You can also use the attrs parameter as follows:

html_str = ret_html()
soup = BeautifulSoup(html_str, 'lxml')
# print(soup.find('a'))
print(soup.find(attrs={'class': 'cta'}))
Copy the code

The find() method also provides some special parameters that make it easy to find directly, such as id= XXX to find a label containing an ID in the attribute, or class_= XXX to find a label containing a class in the attribute.

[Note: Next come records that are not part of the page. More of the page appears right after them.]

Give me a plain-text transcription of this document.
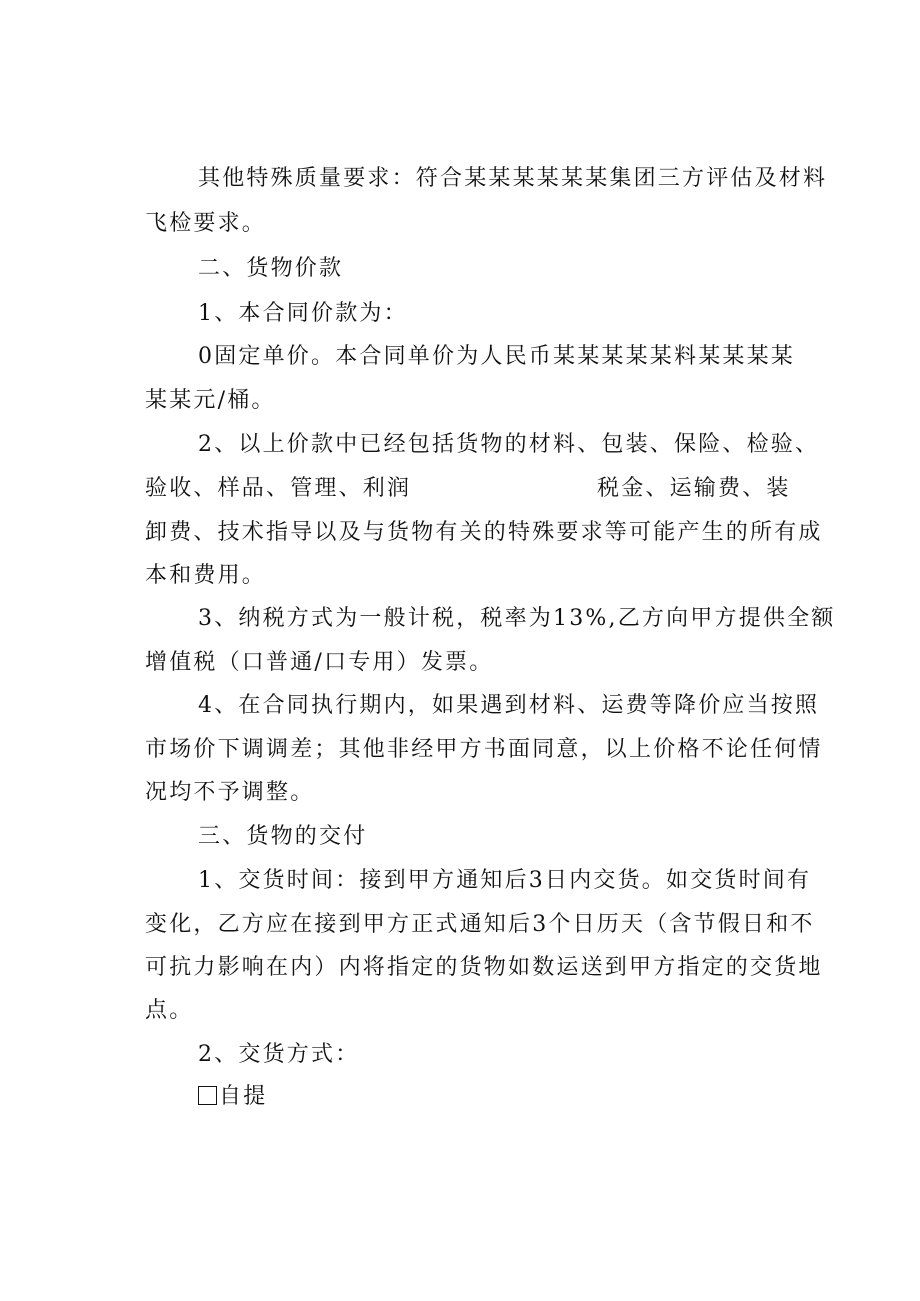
其他特殊质量要求：符合某某某某某某集团三方评估及材料
飞检要求。
二、货物价款
1、本合同价款为：
0固定单价。本合同单价为人民币某某某某某料某某某某
某某元/桶。
2、以上价款中已经包括货物的材料、包装、保险、检验、
验收、样品、管理、利润	税金、运输费、装
卸费、技术指导以及与货物有关的特殊要求等可能产生的所有成
本和费用。
3、纳税方式为一般计税，税率为13%,乙方向甲方提供全额
增值税（口普通/口专用）发票。
4、在合同执行期内，如果遇到材料、运费等降价应当按照
市场价下调调差；其他非经甲方书面同意，以上价格不论任何情
况均不予调整。
三、货物的交付
1、交货时间：接到甲方通知后3日内交货。如交货时间有
变化，乙方应在接到甲方正式通知后3个日历天（含节假日和不
可抗力影响在内）内将指定的货物如数运送到甲方指定的交货地
点。
2、交货方式：
自提
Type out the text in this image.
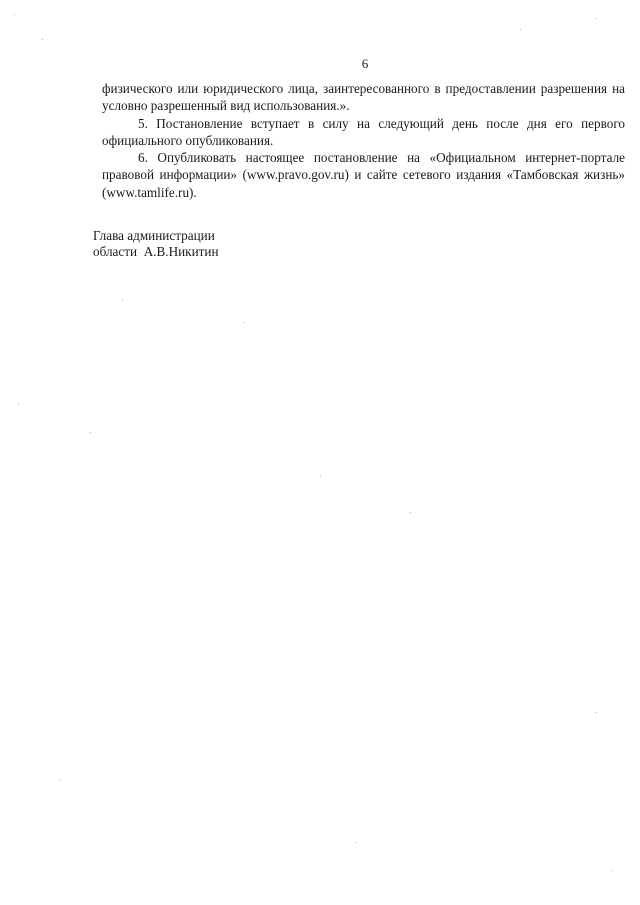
6

физического или юридического лица, заинтересованного в предоставлении разрешения на условно разрешенный вид использования.».

5. Постановление вступает в силу на следующий день после дня его первого официального опубликования.

6. Опубликовать настоящее постановление на «Официальном интернет-портале правовой информации» (www.pravo.gov.ru) и сайте сетевого издания «Тамбовская жизнь» (www.tamlife.ru).

Глава администрации
области А.В.Никитин
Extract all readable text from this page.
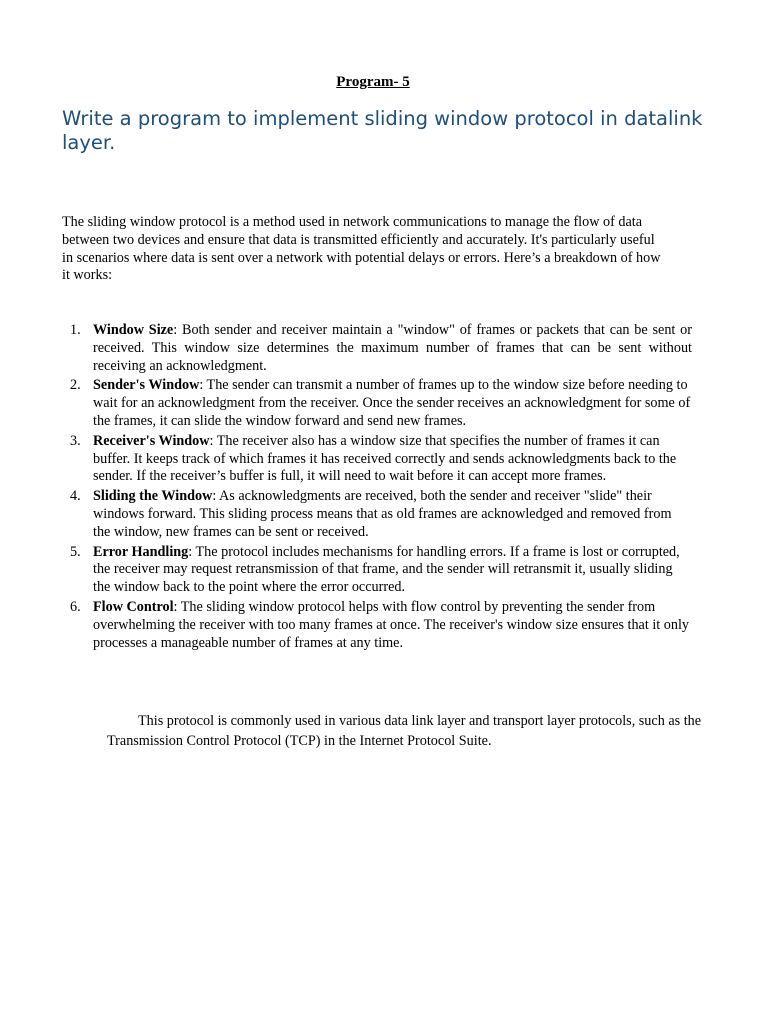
Program- 5
Write a program to implement sliding window protocol in datalink layer.

The sliding window protocol is a method used in network communications to manage the flow of data between two devices and ensure that data is transmitted efficiently and accurately. It's particularly useful in scenarios where data is sent over a network with potential delays or errors. Here’s a breakdown of how it works:

1. Window Size: Both sender and receiver maintain a "window" of frames or packets that can be sent or received. This window size determines the maximum number of frames that can be sent without receiving an acknowledgment.
2. Sender's Window: The sender can transmit a number of frames up to the window size before needing to wait for an acknowledgment from the receiver. Once the sender receives an acknowledgment for some of the frames, it can slide the window forward and send new frames.
3. Receiver's Window: The receiver also has a window size that specifies the number of frames it can buffer. It keeps track of which frames it has received correctly and sends acknowledgments back to the sender. If the receiver’s buffer is full, it will need to wait before it can accept more frames.
4. Sliding the Window: As acknowledgments are received, both the sender and receiver "slide" their windows forward. This sliding process means that as old frames are acknowledged and removed from the window, new frames can be sent or received.
5. Error Handling: The protocol includes mechanisms for handling errors. If a frame is lost or corrupted, the receiver may request retransmission of that frame, and the sender will retransmit it, usually sliding the window back to the point where the error occurred.
6. Flow Control: The sliding window protocol helps with flow control by preventing the sender from overwhelming the receiver with too many frames at once. The receiver's window size ensures that it only processes a manageable number of frames at any time.

This protocol is commonly used in various data link layer and transport layer protocols, such as the Transmission Control Protocol (TCP) in the Internet Protocol Suite.
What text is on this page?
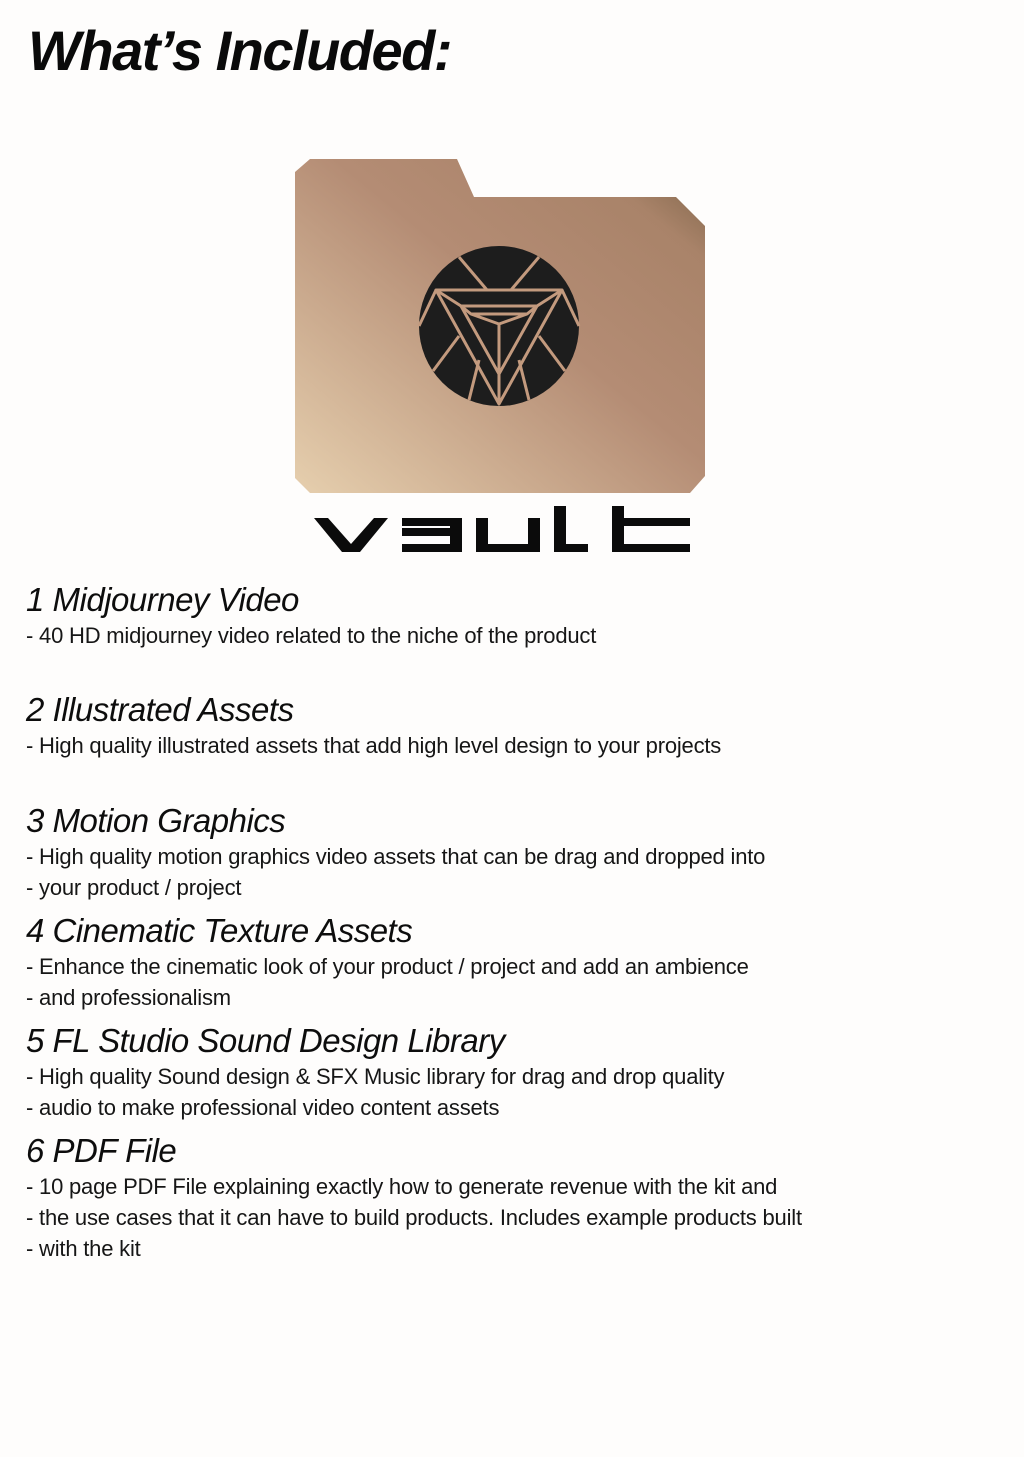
What’s Included:
1 Midjourney Video

- 40 HD midjourney video related to the niche of the product

2 Illustrated Assets

- High quality illustrated assets that add high level design to your projects

3 Motion Graphics

- High quality motion graphics video assets that can be drag and dropped into

- your product / project

4 Cinematic Texture Assets

- Enhance the cinematic look of your product / project and add an ambience

- and professionalism

5 FL Studio Sound Design Library

- High quality Sound design & SFX Music library for drag and drop quality

- audio to make professional video content assets

6 PDF File

- 10 page PDF File explaining exactly how to generate revenue with the kit and

- the use cases that it can have to build products. Includes example products built

- with the kit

print(soup.find(class_='cta'))
Copy the code

The find_all() method returns all matching tags, as shown in the following syntax:

obj.find_all(name,attrs,recursive,text,limit)
Copy the code

The limit argument, which represents the maximum number of matches returned, is highlighted, and the find() method can be thought of as limit=1, which makes it easier to understand.

📣📣📣📣📣📣 📣 If you find any errors in this article, please correct them in the comments section

Python crawler localization of web elements, in this blog post

⛳️ Actual combat scenario

The basic usage of 🥇 is shown below

⛳️ Object description of BeautifulSoup module

🥇 BeautifulSoup object

🥇 Tag object

🥇 NavigableString object

🥇 Comment objects

⛳️ find() and find_all() methods

Related Posts

What is an inner class

Centos Installs the K8S cluster

Gateway Service Gateway filter, all in one!